The new community center will be 40 by 60 square feet and built mostly out of recycled material.
Last year, carpenters traveled as far away as Oklahoma and Kansas to spend time helping erect and repair structures at the village. The village expects volunteers and skilled laborers to help again this year.
Other projects for the summer include maintaining the vegetable garden and creating more micro-businesses for villages, including maintaining an eBay store on-line.
Asked by Street Roots if the village has thought about capitalizing on the hundreds of visitors Dignity sees annually by asking for suggested donations, a villager says, “Oh yes, we’ve thought about it.”
Asked if the village would be able to financially sustain itself, Palinkas says, “We’ll make it.”
The bigger picture
“We’ve had a lot of people and obstacles over the years, from bad press to long and brutal winters,” says Palinkas. “It makes us stronger.”
Palinkas goes on to say that Dignity Village has stayed together because of the will of the people to stay together.
In many ways, Dignity Village has become a national symbol of both struggle and dignity for people experiencing homelessness. When Palinkas is asked what that means to him, he says, “Knowing that what we do and how we maintain ourselves is something that goes beyond Portland motivates us.”

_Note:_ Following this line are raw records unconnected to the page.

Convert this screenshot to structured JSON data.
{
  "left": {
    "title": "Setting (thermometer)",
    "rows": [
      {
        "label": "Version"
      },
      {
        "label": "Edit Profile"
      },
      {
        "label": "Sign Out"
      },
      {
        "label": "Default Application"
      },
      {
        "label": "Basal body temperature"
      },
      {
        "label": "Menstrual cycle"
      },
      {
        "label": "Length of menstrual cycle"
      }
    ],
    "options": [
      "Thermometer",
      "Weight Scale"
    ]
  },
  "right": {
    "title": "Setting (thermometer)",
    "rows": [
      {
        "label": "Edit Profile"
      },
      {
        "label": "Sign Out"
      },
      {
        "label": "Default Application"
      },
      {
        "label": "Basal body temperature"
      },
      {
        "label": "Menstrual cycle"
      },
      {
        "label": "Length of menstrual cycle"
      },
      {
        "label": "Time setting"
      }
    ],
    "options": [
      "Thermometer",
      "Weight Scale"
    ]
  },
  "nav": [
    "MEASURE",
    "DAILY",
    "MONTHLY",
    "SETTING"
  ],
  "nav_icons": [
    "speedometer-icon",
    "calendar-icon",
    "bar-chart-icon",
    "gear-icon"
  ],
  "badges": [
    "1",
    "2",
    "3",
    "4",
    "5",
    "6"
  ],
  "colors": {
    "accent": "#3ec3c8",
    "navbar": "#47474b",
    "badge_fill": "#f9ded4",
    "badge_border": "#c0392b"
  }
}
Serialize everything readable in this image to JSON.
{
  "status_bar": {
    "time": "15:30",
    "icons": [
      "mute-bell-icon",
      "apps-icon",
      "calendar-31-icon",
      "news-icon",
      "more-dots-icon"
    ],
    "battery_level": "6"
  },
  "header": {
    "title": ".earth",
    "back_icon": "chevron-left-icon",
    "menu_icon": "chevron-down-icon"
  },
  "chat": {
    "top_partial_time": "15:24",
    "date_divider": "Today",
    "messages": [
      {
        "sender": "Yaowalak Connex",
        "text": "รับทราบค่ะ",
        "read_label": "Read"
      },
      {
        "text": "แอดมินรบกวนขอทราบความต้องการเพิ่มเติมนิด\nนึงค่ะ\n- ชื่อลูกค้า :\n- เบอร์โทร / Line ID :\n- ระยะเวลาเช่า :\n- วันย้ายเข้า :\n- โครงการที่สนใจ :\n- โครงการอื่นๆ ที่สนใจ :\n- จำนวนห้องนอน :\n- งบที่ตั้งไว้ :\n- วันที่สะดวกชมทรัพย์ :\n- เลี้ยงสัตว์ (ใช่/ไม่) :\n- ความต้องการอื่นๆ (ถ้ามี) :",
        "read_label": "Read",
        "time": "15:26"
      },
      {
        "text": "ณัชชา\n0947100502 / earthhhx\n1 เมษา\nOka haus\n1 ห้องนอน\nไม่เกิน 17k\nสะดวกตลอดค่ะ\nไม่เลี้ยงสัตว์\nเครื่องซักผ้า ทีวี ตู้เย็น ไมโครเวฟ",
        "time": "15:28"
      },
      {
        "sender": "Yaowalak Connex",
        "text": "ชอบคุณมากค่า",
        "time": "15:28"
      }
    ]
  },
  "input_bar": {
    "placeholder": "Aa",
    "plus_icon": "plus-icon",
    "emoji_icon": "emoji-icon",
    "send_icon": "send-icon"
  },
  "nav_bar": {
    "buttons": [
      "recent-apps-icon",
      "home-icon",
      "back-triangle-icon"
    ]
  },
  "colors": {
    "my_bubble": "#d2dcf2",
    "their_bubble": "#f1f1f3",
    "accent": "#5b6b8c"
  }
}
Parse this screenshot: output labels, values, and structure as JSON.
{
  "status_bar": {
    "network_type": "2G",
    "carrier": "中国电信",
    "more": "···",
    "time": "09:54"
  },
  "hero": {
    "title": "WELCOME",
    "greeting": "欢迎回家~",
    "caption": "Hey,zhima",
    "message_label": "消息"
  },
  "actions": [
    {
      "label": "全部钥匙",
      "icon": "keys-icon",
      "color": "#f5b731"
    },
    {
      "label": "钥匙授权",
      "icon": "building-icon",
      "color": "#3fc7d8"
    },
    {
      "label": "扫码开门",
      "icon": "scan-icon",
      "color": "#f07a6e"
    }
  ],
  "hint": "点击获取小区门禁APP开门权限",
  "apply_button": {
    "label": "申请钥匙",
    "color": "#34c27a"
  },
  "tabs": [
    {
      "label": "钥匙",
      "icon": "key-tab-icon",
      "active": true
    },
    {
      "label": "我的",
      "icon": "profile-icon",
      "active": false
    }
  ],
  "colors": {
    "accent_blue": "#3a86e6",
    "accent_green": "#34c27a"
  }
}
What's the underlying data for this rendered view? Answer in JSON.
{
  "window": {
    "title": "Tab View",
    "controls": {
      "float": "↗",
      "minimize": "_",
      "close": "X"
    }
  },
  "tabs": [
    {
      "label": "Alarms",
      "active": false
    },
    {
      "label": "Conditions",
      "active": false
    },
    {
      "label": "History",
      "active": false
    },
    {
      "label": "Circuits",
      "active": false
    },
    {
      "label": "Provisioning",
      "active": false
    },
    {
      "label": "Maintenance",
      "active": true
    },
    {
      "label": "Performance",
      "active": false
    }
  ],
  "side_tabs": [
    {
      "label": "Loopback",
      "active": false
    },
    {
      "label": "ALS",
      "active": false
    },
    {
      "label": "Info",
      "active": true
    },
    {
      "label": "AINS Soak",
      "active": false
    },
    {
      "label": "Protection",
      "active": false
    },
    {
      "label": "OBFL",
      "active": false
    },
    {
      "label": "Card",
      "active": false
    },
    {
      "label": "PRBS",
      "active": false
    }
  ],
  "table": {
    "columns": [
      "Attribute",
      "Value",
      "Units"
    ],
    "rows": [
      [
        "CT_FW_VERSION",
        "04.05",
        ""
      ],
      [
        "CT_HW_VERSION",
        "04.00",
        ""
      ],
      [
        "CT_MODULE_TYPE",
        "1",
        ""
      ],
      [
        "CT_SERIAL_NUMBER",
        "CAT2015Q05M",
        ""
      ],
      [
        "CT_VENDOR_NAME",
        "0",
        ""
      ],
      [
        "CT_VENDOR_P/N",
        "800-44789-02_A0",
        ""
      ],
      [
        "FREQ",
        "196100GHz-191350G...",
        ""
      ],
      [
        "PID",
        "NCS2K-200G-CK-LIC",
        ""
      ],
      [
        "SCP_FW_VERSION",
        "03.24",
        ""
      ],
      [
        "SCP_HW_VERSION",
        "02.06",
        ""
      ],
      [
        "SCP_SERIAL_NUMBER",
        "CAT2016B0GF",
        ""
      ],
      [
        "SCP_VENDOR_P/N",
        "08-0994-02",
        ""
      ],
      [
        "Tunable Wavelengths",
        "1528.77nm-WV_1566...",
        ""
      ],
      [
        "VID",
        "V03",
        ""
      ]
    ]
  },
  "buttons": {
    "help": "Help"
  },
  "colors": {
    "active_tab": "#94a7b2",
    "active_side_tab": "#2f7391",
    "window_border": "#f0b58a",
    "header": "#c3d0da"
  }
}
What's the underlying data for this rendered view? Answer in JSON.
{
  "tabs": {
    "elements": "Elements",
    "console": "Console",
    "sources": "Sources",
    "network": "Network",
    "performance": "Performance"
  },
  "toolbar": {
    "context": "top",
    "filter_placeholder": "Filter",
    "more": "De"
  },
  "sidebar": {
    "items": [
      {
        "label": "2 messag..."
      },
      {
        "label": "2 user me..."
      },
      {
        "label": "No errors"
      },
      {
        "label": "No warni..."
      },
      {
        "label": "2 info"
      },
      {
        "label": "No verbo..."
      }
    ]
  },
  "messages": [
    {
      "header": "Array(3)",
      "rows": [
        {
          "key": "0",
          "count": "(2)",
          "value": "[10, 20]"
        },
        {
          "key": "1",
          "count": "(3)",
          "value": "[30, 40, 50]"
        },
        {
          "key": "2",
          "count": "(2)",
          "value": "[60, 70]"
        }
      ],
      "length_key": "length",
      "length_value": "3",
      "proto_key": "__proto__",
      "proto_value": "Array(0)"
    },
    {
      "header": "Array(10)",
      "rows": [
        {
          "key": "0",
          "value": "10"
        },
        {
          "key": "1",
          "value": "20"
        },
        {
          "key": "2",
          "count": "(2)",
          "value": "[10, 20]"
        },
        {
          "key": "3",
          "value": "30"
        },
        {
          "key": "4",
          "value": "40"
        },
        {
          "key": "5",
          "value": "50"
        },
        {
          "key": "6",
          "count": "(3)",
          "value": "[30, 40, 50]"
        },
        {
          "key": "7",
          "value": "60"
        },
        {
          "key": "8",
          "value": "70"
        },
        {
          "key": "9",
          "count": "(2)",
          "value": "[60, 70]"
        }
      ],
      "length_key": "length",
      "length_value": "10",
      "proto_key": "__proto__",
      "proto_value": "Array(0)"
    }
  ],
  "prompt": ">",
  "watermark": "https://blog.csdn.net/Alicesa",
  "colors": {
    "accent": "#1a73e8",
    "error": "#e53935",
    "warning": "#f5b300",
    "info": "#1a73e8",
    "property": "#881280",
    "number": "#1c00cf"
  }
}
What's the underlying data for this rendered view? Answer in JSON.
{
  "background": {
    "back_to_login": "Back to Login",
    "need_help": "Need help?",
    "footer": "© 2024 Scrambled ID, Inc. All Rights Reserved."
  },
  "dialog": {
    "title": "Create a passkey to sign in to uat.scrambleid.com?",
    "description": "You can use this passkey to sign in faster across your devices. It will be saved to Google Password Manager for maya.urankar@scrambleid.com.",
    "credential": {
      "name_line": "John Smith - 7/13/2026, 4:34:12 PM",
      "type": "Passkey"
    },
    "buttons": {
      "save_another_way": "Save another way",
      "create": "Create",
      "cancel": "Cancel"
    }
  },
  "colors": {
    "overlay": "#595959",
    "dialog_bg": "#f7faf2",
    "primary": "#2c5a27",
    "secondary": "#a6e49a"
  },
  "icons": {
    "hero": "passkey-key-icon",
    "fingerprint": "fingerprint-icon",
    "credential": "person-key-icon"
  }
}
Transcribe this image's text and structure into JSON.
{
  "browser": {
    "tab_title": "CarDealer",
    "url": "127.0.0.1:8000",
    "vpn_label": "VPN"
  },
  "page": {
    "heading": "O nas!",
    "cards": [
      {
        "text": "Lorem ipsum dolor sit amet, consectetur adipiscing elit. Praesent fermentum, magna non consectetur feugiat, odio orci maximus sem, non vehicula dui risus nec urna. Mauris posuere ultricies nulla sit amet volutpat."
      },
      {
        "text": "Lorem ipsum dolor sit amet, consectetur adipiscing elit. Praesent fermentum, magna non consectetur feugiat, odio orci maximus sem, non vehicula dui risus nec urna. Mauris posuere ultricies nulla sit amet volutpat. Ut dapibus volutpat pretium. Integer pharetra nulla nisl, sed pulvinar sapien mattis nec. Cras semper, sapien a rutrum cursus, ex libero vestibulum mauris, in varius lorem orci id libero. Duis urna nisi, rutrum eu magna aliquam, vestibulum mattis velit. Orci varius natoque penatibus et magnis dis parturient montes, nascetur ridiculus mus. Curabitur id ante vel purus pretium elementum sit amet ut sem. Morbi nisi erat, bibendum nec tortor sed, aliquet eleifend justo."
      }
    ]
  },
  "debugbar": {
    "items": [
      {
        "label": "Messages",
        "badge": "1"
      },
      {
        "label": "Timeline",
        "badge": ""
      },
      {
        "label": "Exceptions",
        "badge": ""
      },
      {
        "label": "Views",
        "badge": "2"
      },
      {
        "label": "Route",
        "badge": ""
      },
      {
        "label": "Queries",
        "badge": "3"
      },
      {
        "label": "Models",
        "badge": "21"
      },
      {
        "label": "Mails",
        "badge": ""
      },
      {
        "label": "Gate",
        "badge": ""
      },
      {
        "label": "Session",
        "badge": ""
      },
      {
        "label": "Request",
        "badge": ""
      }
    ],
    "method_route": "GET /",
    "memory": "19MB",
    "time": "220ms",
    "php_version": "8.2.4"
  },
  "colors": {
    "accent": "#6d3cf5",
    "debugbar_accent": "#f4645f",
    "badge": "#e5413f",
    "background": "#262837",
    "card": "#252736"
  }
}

Asked if another model similar to Dignity could be replicated in Portland with the leadership at the village, Palinkas says, “To be honest with you, if the federal government walked through the doors today and asked us to help, we would have the ability to help them. We have a model, a vision and toolkit that lays out exactly how to replicate what we’ve done here.”
“We are a village,” says Sterling. “It saved my life and it’s going to save many more.”